IRS and States Crack Down on POS Systems: Zapper Software
A good point of sale (“POS”) system is critical for any business engaged in sales to the public and having one in place goes a long way to ensuring that revenue and profits are being reported properly to federal, state and local tax authorities. Along with the proliferation of companies who create the software that drive POS systems, however, is a dubious technology known as revenue suppression software (“RSS”) that is also sold as an add-on to the basic POS system.
RSS programs, also known as “zappers”, are used to delete some or all of a restaurant’s cash transactions and then reconcile the books of the business. Unlike voiding sales or comping meals from time to time that would appear on a report as a zero dollar transaction, a restaurant owner, for example, can use the zapper software to delete entire transactions from the day’s receipts and exclude that information completely from financial reports. The result is that the restaurant owner reports less revenue and pays less sales and meals tax and less income tax than what is actually owed.
As a reminder, the willful failure to completely and accurately report all income is a felony under Massachusetts and federal law.
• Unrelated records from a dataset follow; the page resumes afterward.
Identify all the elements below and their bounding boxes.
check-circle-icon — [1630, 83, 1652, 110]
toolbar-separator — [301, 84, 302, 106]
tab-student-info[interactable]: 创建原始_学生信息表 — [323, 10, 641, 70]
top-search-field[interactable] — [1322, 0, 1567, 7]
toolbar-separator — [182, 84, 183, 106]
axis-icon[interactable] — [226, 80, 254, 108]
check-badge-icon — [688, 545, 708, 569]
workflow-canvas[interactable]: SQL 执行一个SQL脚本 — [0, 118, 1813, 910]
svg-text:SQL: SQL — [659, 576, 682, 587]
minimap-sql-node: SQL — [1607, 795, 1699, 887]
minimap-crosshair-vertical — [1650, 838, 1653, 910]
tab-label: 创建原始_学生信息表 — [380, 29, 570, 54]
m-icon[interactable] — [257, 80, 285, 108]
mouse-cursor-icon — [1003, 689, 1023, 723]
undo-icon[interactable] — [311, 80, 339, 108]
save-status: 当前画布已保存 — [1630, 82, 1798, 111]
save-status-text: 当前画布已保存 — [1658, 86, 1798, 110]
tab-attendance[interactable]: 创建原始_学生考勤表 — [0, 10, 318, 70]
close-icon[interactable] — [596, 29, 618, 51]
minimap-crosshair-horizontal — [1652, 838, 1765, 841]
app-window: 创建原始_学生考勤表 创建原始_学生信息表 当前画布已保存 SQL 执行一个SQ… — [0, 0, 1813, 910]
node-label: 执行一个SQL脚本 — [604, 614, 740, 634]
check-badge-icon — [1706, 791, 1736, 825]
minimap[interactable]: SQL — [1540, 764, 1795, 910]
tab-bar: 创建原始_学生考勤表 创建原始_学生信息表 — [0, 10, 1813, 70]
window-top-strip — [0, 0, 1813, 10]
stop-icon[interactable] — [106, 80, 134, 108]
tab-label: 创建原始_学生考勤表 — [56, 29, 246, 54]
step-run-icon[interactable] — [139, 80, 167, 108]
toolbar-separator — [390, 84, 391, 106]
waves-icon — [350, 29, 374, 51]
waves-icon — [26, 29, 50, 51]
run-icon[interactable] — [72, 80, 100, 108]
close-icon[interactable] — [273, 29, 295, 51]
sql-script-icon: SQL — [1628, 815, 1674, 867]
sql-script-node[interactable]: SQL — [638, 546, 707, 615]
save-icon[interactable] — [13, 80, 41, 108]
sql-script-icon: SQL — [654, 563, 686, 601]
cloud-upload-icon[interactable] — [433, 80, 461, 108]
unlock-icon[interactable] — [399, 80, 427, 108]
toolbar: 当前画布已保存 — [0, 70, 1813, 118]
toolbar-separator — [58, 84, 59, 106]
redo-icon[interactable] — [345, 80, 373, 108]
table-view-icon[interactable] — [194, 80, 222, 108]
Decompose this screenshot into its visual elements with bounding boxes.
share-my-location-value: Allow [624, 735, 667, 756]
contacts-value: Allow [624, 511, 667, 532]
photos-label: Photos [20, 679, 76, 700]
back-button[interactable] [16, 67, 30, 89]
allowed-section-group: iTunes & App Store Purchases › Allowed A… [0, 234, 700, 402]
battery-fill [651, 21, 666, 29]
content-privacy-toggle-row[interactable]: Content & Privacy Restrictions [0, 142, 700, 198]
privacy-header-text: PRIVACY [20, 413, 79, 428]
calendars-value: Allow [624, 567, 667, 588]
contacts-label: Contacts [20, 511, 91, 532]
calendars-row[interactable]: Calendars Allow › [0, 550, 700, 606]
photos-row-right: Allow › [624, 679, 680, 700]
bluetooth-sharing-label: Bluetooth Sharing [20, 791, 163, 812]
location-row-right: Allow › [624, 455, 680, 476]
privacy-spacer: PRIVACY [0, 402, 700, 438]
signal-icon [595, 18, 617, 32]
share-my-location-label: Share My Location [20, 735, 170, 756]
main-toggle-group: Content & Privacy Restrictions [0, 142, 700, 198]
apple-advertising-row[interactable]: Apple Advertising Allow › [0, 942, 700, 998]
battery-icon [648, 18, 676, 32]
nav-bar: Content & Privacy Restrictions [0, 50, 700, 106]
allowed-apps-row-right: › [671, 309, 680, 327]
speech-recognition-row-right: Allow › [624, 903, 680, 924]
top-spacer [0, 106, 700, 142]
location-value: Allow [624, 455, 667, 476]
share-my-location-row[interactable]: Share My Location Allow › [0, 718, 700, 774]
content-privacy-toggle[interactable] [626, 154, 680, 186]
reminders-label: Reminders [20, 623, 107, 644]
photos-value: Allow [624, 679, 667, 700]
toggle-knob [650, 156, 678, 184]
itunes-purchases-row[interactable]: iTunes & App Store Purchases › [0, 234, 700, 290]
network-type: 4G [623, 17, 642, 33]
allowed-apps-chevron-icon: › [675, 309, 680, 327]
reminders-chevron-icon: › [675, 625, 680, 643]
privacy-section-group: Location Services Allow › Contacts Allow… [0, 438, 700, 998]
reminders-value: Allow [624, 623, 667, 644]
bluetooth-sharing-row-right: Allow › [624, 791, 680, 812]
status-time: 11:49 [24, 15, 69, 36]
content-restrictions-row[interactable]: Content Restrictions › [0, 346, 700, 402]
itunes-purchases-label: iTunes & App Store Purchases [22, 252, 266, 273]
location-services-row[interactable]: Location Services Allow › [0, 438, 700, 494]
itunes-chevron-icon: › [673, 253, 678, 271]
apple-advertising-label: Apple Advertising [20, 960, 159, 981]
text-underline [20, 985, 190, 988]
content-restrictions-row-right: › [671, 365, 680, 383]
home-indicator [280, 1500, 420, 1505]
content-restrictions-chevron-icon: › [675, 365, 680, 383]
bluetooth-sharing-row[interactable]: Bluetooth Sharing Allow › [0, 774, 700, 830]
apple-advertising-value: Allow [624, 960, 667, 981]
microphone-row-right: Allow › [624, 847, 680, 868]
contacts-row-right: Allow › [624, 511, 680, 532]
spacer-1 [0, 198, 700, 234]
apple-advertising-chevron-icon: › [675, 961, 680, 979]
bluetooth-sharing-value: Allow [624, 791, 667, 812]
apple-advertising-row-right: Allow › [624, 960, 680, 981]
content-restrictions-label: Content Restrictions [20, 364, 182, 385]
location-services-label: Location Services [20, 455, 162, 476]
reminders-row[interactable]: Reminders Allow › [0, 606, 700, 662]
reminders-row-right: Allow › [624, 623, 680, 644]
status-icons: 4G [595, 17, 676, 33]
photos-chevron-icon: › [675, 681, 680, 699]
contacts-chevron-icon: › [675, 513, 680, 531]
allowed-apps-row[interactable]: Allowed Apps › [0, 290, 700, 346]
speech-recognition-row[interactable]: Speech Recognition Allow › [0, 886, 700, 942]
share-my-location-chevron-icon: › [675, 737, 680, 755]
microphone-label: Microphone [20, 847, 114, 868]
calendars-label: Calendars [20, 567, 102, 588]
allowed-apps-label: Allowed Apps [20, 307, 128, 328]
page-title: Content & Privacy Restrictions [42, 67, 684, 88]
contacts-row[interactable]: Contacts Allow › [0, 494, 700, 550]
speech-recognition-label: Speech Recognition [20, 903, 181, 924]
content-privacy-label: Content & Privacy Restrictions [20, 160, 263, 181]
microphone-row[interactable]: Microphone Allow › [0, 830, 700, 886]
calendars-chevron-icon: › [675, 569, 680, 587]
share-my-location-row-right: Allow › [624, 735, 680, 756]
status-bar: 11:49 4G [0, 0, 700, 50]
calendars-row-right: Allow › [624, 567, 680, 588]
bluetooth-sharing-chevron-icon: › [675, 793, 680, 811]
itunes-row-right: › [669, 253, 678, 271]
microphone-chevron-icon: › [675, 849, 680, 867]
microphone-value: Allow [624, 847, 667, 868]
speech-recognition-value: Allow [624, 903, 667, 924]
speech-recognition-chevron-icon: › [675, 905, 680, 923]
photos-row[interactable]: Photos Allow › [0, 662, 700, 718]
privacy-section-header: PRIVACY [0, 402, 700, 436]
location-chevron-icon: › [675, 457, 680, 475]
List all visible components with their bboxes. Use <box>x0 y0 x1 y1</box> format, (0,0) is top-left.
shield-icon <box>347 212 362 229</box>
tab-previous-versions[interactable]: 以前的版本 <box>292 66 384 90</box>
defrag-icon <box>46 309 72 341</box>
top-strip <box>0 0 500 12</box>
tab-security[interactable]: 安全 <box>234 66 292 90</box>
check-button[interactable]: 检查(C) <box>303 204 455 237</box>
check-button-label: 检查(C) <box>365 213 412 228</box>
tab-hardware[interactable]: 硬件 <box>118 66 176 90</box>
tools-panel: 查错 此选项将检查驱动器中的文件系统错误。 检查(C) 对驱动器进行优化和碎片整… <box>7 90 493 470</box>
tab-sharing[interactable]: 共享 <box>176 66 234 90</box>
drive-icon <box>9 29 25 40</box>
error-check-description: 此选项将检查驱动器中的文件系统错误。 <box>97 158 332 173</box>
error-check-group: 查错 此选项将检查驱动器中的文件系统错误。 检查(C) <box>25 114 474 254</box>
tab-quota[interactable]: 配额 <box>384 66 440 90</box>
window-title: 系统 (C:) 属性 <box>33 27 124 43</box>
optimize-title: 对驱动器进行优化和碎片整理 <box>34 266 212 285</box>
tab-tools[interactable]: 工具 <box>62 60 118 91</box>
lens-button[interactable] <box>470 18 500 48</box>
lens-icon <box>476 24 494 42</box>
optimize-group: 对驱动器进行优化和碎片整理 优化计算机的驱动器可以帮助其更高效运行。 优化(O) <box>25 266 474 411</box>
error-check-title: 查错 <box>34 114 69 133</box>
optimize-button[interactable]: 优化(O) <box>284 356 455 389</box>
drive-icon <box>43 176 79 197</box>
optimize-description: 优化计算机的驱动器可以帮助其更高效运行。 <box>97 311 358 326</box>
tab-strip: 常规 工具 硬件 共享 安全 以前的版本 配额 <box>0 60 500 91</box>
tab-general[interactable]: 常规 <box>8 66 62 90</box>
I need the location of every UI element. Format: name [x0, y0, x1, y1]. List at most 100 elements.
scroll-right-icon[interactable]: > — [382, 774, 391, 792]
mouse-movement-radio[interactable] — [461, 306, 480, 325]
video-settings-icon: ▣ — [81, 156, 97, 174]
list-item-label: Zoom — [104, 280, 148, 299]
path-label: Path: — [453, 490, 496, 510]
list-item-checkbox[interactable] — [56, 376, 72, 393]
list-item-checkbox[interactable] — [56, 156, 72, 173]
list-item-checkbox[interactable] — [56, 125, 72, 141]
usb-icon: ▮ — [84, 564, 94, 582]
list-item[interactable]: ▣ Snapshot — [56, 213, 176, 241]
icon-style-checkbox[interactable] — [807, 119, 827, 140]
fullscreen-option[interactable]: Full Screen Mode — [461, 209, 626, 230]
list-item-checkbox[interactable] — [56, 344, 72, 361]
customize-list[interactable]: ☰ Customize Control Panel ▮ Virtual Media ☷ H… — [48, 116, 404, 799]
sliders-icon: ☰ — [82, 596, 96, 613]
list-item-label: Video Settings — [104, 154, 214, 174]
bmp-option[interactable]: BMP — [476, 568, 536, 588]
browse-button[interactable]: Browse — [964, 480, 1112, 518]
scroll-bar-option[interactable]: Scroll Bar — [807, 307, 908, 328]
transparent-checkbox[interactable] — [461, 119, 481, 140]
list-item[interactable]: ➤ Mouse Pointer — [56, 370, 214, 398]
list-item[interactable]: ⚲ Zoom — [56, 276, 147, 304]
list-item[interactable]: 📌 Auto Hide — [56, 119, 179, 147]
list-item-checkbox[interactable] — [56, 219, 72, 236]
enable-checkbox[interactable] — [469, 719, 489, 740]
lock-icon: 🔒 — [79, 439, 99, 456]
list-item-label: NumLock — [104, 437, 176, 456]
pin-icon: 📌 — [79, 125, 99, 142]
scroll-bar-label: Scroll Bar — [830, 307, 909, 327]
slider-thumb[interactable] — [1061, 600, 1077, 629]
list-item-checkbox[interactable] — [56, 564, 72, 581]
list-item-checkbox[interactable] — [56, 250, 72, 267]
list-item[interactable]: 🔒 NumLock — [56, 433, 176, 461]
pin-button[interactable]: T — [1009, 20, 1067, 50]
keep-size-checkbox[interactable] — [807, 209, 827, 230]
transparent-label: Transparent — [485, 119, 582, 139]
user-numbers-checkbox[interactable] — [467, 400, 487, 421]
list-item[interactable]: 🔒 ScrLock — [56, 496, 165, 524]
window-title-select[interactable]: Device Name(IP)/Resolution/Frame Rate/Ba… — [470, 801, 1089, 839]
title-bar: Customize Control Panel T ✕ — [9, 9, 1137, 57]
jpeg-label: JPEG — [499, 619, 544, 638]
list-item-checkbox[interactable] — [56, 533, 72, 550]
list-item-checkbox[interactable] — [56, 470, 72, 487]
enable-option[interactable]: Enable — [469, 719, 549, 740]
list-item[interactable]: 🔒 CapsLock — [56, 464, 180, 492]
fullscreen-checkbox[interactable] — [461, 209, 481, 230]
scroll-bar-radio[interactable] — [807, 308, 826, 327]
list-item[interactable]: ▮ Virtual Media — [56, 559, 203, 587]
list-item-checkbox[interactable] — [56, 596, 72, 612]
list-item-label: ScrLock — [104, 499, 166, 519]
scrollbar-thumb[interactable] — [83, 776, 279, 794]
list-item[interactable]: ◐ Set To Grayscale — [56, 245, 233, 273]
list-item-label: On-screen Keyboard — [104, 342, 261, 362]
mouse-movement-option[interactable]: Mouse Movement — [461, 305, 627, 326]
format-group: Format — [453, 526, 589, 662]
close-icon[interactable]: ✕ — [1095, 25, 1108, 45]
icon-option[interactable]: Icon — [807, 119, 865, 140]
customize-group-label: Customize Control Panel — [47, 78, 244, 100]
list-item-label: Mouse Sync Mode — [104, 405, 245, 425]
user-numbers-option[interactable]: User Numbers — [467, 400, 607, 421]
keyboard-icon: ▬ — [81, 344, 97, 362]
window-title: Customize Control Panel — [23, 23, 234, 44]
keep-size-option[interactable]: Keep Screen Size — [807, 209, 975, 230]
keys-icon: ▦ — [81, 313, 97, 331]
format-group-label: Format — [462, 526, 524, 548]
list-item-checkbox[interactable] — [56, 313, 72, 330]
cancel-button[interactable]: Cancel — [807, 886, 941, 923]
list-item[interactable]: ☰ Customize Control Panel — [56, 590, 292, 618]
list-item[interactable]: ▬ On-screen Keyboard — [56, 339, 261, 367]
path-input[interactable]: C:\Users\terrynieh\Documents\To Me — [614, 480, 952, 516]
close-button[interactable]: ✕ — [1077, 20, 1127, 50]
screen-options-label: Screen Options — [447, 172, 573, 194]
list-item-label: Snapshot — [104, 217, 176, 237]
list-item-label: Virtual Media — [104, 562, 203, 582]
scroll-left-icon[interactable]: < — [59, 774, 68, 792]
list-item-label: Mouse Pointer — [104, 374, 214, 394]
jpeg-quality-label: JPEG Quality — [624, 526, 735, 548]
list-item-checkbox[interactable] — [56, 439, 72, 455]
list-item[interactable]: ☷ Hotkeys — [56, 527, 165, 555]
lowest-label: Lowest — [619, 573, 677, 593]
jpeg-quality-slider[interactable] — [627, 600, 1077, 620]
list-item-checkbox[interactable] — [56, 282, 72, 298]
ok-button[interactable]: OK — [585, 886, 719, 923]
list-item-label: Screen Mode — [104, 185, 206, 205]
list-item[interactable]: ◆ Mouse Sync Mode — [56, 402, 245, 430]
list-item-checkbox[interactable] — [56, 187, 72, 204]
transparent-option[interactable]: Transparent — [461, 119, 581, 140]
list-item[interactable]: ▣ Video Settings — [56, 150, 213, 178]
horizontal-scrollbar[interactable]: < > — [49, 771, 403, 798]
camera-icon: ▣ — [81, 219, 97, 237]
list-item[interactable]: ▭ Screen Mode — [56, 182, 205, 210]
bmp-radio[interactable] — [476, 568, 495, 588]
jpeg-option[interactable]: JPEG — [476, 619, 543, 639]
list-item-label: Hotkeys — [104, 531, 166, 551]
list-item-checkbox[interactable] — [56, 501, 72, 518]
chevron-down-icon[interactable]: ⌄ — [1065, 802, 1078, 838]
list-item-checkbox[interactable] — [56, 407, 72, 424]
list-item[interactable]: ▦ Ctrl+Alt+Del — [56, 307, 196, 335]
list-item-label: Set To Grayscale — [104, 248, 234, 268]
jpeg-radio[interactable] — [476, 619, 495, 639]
Section 7201 of the Internal Revenue Code (“IRC”) states that “any person who willfully attempts … to evade or defeat any tax … [is] guilty of a felony and, upon conviction thereof, shall be fined not more than $100,000 ($500,000 in the case of a corporation), or imprisoned not more than 5 years, or both, together with the costs of prosecution.” Section 73 of Chapter 62C of Massachusetts General Laws is nearly identical to its federal counterpart and calls for the same punishment.
One example of the recent crackdown on the users and creators of this software to evade taxes is the recent prosecution of John Yin, a salesman for a Canadian company that sells POS software.
Yin worked as a salesman for Profitek, a British Columbia company with offices in China and a growing dealership network in North America, selling POS systems for hospitality and retail industries. Profitek designed, marketed, sold, and supported revenue suppression software as an “add-on” to its Profitek point-of-sale software.
Yin acknowledged in his plea agreement with the federal government that he successfully sold the POS software, and assisted in the widespread distribution of the zapper software, to dozens of customers in and around Seattle over the course of several years. Since the zapper software could only be ordered from their supplier in China, Yin would put his clients in touch with the Chinese company and facilitate their purchase of the software. Yin also serviced the zapper software once his clients purchased and installed it. Yin also admitted that his clients’ use of zapper software allowed them to consistently and significantly underpay their various federal, state and local taxes, Social Security and Medicare taxes, and federal income taxes. Yin stipulated that the grand total of unpaid taxes attributable to zapper software sold by Yin over a five and a half year period to those restaurants in and around the Seattle area was $3,445,589.
In April 2017, A federal judge sentenced Yin to 18 months in prison followed by 3 years of supervised release and ordered him to pay $3,445,589 in restitution. It is unclear whether Yin’s plea agreement calls for cooperation with the state and federal authorities in other similar investigations.
Many states have already outlawed RSS or zapper software including Washington, Michigan, Florida, Georgia, Utah and West Virginia, and others are considering proposals to enact similar laws. The existence of such software on any POS system is difficult, if not impossible, to justify and can be used as evidence of willfulness in any criminal prosecution or civil tax proceedings.
A warning to those who employ the use of zapper software: the data that is deleted still exists on the hard drive that stores the POS data as well as the backup drive. There is no legitimate reason to have zapper software as part of a POS system and its existence can only lead to trouble as evidenced by Mr. Yin.